Nacho is a 6-year-old child who was diagnosed when he was 3 with the Dent’s disease; a rare untreatable disease which may result in renal failure. Since the diagnosis, his parents have not stop to reverse this situation getting researchers to investigate in order to curb the disease. Now, 3 years after the diagnosis, they have made a donation of 127,320 euros for research at Vall d’Hebron University Hospital, and other 110,000 euros also for research at the Nuestra Señora de Candelaria University Hospital in Tenerife.
All entered funds have been collected in less than two years, thanks to the solidarity of thousands and the perseverance and effort of Nacho’s parents. His mother, Eva, who has multiple sclerosis, did the Titan Desert in 2013, and she is now preparing to pedal at the Epic GAES Atacama in Chile, to raise funds for the disease.
Dent’s disease is a rare hereditary disease linked to chromosome X, which is characterized by alterations in the proximal renal tubule resulting in proteinuria, hypercalciuria and nephrocalcinosis. In other words, patients expel through urine proteins, phosphorus and glucose that the body needs. All this makes the patients evolved into a renal terminal disease and fibrosis.
In regards to the research on the disease, it is only known that there are two genes involved, the CLC5 and the ORCL, which produce kidney and eye disorders some cases (ORCL). But in addition, there is an IMPORTANT percentage of patients suffering the disease without the involvement of any of these genes.

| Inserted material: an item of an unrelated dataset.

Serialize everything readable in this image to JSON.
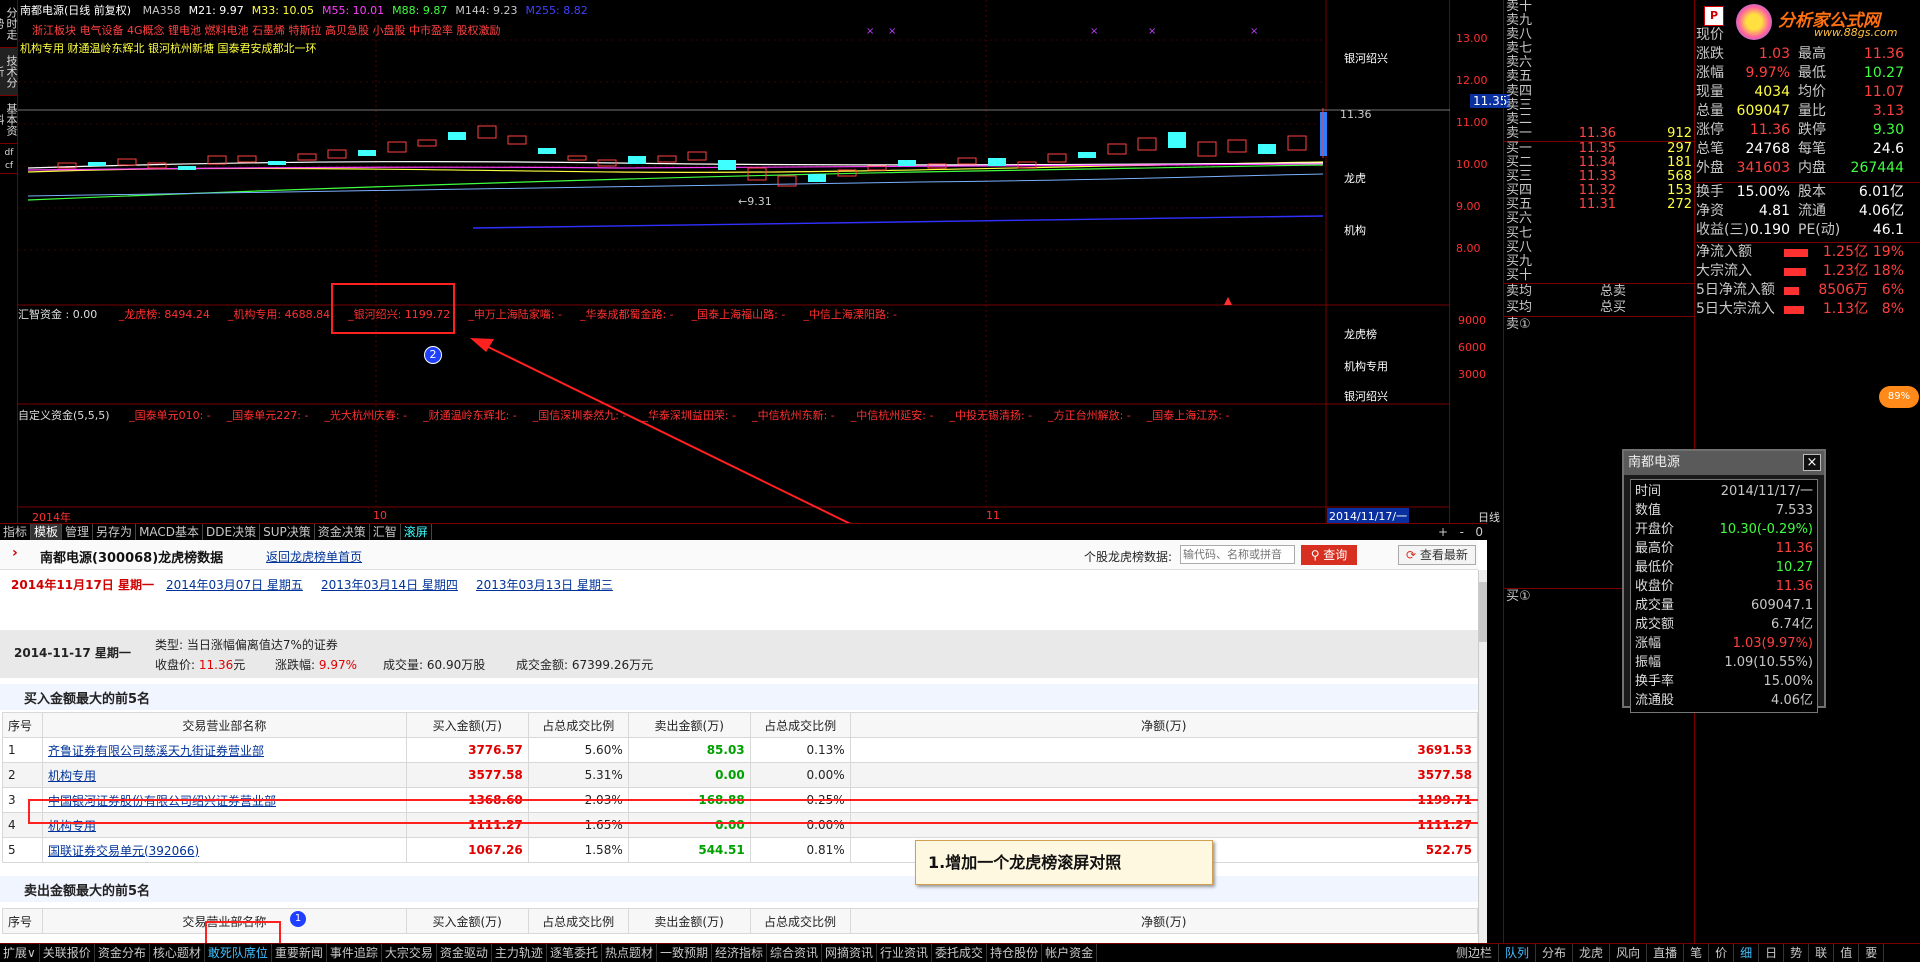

At Vall d’Hebron Research Institute (VHIR) the research on the Dent’s disease is lead by doctors Gema Ariceta, head of the hospital’s Paediatric Nephrology Service and Nacho’s doctor, and Ana Meseguer, head of the Renal Pathophysiology group of the CIBBIM-VHIR. Their project aims to discover new relevant genes and mechanisms to explain the progression of the disease, beyond of the gene mutation itself. In this way, Dr. Ariceta assures that “we will be able to get new biomarkers and potential therapeutic targets that allow us to develop new drugs to mitigate the progression of the Dent’s disease”.
Currently, the number of families identified with the disease are 411 around the world, and clinical trials for this patients have never been carried out.